Eine festliche Regsamkeit erhub sich alsbald auf der ganzen Küste. Mit Blumengewinden zogen die Mädchen, mit köstlichen Früchten und glänzenden, in der Luft wehenden Tüchern die Frauen heran, ihre Väter und Männer, je nachdem sie Ackerleute, oder Hirten, oder Jäger waren, mit blankgeschliffenen Sensen und Stäben und Waffen. Die Kriegsleute, welche noch in der Gegend weilten, gewohnt, unter dem Banner des alten Stammes von Castelfranco zu fechten, sammelten sich gleichfalls, und rückten zum freudigen Empfange an. Derweile läuteten die Glocken aus den nahen Dörfern, und viele Zithern schwirrten, wie lustige Frühlingsvögel dazwischen. Was aber die Mädchen und Frauen für anmuthige, bald neckende, bald sehnende Lieder anstimmten, das läßt sich nur dem andeuten, der ähnliche Juniusklänge des Südens bereits im Sinne trägt.
Die Liebenden landeten. Und während sich Pietro durch sein ritterlich freundliches Wesen, Malgherita durch ihre Schönheit und zarte Huld aller Herzen gewann, schritt Thiodolf, wie in einem wachen Traume, neben den beyden her. Bald starrte sein Blick empor in die tiefgrünen Baumwipfel, die so anmuthig mit ihren röthelnden Früchten gegen die lichte Himmelswölbung abstachen, bald streifte er über den reichblühenden Rasenteppich hin, und weilte dann wieder auf irgend einem leuchtenden Sommerhäuschen und dessen funkelnden Gärten; selig lächelnd und seufzend sagte er in sich selbst hinein:
»Oheim Nesiolf hat doch wahrhaftig nicht gelogen, wenn er von den herrlichen Südlanden sprach.
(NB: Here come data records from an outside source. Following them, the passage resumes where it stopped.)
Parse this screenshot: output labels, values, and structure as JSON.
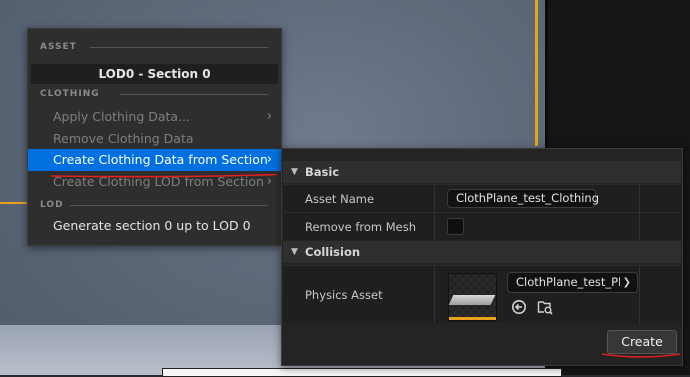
{
  "menu": {
    "section_asset": "ASSET",
    "lod_banner": "LOD0 - Section 0",
    "section_clothing": "CLOTHING",
    "items": [
      {
        "label": "Apply Clothing Data...",
        "has_submenu": true,
        "enabled": false
      },
      {
        "label": "Remove Clothing Data",
        "has_submenu": false,
        "enabled": false
      },
      {
        "label": "Create Clothing Data from Section",
        "has_submenu": true,
        "enabled": true,
        "highlighted": true
      },
      {
        "label": "Create Clothing LOD from Section",
        "has_submenu": true,
        "enabled": false
      }
    ],
    "section_lod": "LOD",
    "lod_item": "Generate section 0 up to LOD 0",
    "chevron": "›"
  },
  "panel": {
    "basic": {
      "title": "Basic",
      "asset_name_label": "Asset Name",
      "asset_name_value": "ClothPlane_test_Clothing",
      "remove_from_mesh_label": "Remove from Mesh",
      "remove_from_mesh_checked": false
    },
    "collision": {
      "title": "Collision",
      "physics_asset_label": "Physics Asset",
      "physics_asset_value": "ClothPlane_test_Ph"
    },
    "create_button": "Create",
    "icons": {
      "expand": "triangle-down-icon",
      "use_selected": "arrow-left-circle-icon",
      "browse": "folder-search-icon",
      "dropdown": "chevron-down-icon"
    }
  },
  "colors": {
    "highlight": "#0070e0",
    "accent_orange": "#e9a21c",
    "annotation_red": "#e02020"
  }
}
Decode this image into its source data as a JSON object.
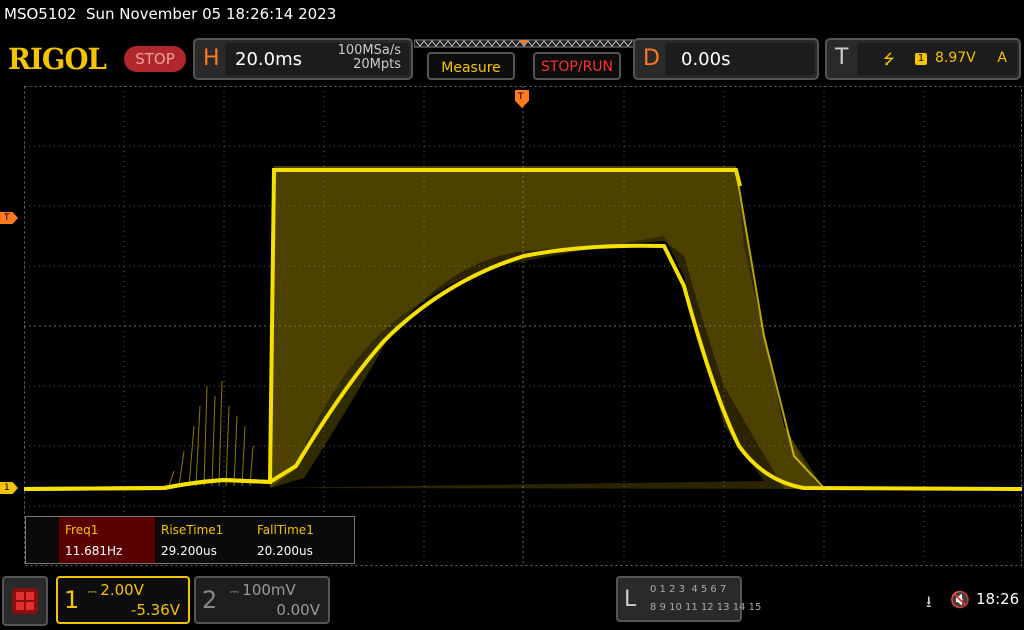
{
  "header": {
    "model_datetime": "MSO5102  Sun November 05 18:26:14 2023",
    "logo": "RIGOL",
    "run_state": "STOP"
  },
  "horizontal": {
    "letter": "H",
    "timebase": "20.0ms",
    "sample_rate": "100MSa/s",
    "memory_depth": "20Mpts"
  },
  "buttons": {
    "measure": "Measure",
    "stop_run": "STOP/RUN"
  },
  "delay": {
    "letter": "D",
    "value": "0.00s"
  },
  "trigger": {
    "letter": "T",
    "edge_symbol": "⭍",
    "source": "1",
    "level": "8.97V",
    "mode": "A"
  },
  "markers": {
    "trigger_time": "T",
    "trigger_level": "T",
    "ch1_ground": "1"
  },
  "measurements": [
    {
      "name": "Freq1",
      "value": "11.681Hz"
    },
    {
      "name": "RiseTime1",
      "value": "29.200us"
    },
    {
      "name": "FallTime1",
      "value": "20.200us"
    }
  ],
  "channels": {
    "ch1": {
      "number": "1",
      "scale": "2.00V",
      "offset": "-5.36V"
    },
    "ch2": {
      "number": "2",
      "scale": "100mV",
      "offset": "0.00V"
    }
  },
  "logic_analyzer": {
    "letter": "L",
    "row1": "0 1 2 3  4 5 6 7",
    "row2": "8 9 10 11 12 13 14 15"
  },
  "status": {
    "usb_icon": "⭳",
    "speaker_icon": "🔇",
    "clock": "18:26"
  },
  "colors": {
    "ch1": "#f5c400",
    "accent_orange": "#ff7a1f",
    "stop_red": "#b0282b"
  }
}
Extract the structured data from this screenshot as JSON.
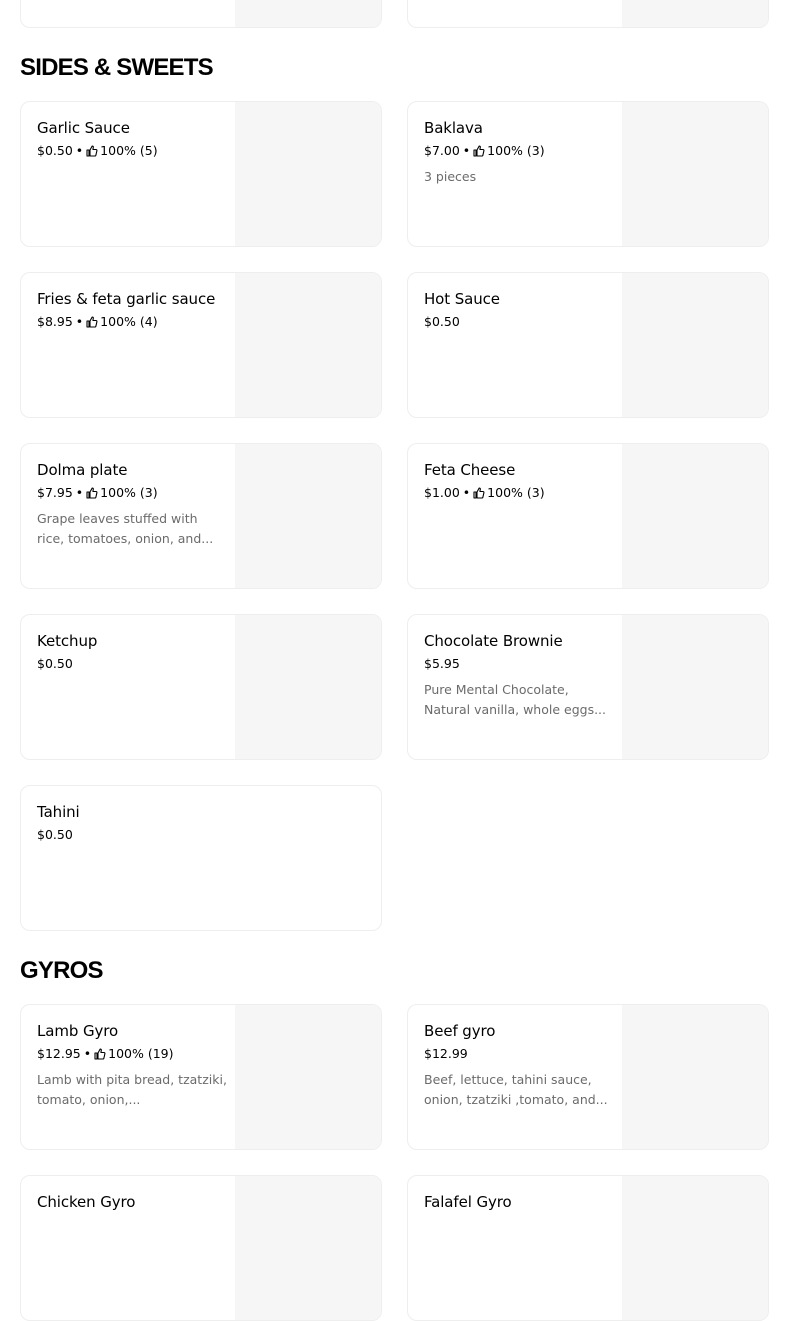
{
  "sections": [
    {
      "title": "SIDES & SWEETS",
      "items": [
        {
          "name": "Garlic Sauce",
          "price": "$0.50",
          "rating": "100% (5)",
          "description": ""
        },
        {
          "name": "Baklava",
          "price": "$7.00",
          "rating": "100% (3)",
          "description": "3 pieces"
        },
        {
          "name": "Fries & feta garlic sauce",
          "price": "$8.95",
          "rating": "100% (4)",
          "description": ""
        },
        {
          "name": "Hot Sauce",
          "price": "$0.50",
          "rating": "",
          "description": ""
        },
        {
          "name": "Dolma plate",
          "price": "$7.95",
          "rating": "100% (3)",
          "description": "Grape leaves stuffed with rice, tomatoes, onion, and..."
        },
        {
          "name": "Feta Cheese",
          "price": "$1.00",
          "rating": "100% (3)",
          "description": ""
        },
        {
          "name": "Ketchup",
          "price": "$0.50",
          "rating": "",
          "description": ""
        },
        {
          "name": "Chocolate Brownie",
          "price": "$5.95",
          "rating": "",
          "description": "Pure Mental Chocolate, Natural vanilla, whole eggs..."
        },
        {
          "name": "Tahini",
          "price": "$0.50",
          "rating": "",
          "description": ""
        }
      ]
    },
    {
      "title": "GYROS",
      "items": [
        {
          "name": "Lamb Gyro",
          "price": "$12.95",
          "rating": "100% (19)",
          "description": "Lamb with pita bread, tzatziki, tomato, onion,..."
        },
        {
          "name": "Beef gyro",
          "price": "$12.99",
          "rating": "",
          "description": "Beef, lettuce, tahini sauce, onion, tzatziki ,tomato, and..."
        },
        {
          "name": "Chicken Gyro",
          "price": "",
          "rating": "",
          "description": ""
        },
        {
          "name": "Falafel Gyro",
          "price": "",
          "rating": "",
          "description": ""
        }
      ]
    }
  ],
  "icons": {
    "rating": "thumbs-up-icon",
    "separator": "•"
  },
  "colors": {
    "card_border": "#eeeeee",
    "image_placeholder": "#f6f6f6",
    "description": "#6b6b6b"
  }
}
Aber freylich, ein bischen träge nur und hölzern hat er's vorgebracht, der arme Mann!«
»Und das Alles findet Ihr erst hier?« sagte Malgherita lächelnd. »Ihr könntet mich böse damit machen, daß mein holdes provenzalisches Mutterland so weit hinter Toscana zurückstehen soll.«
Er aber erwiederte freundlich: »damals, Malgheritchen, gab ich nur auf Euch Acht, und, allen Göttern sey es geklagt, hinterdrein viel zu viel auf die ungezogne, ach, so wunderschöne Isolde!«
Man war über diese Gespräche in die Burg gelangt, wo schon die Spuren der Unbewohntheit und Vernachlässigung ziemlich im allgemeinen Freudeneifer hatten weggeräumt werden können. Auf jeglichem Gesichte lag Sonnenschein, nur ein augenblicklicher, aber sehr finstrer Schatten flog über die Züge des edeln Ritters Pietro hin, als man der Wittwe seines Vetters, der schönen, durch Barbaresken entführten Gräfinn Laura gedachte. Thiodolf meinte, es sey eben um der Entführung willen, und stand schon im Begriff, seine Ritterdienste zu ihrer Errettung zu verheißen, da sagte der Marchese: »kümmre dich um die Verworfne nicht. Möchten sie meine Augen nimmermehr wiedersehen!« – »Ja,« erwiederte Thiodolf, » der Wunsch kann nun auf diese Weise sehr leicht erfüllt werden, und wenn es dir so recht ist, ist mir's auch recht.«
Damit setzte er sich lachend zu Pietro und Malgherita an den von herrlichen Weinen und glühenden Früchten prangenden Tisch, wobey er wider alle Gewohnheit sein klirrendes Silberschwert Rottenbeißer von sich warf, versichernd, hier sehe es gar zu hübsch und lustig aus, als daß irgend von kaltem Eisen die Rede seyn dürfe.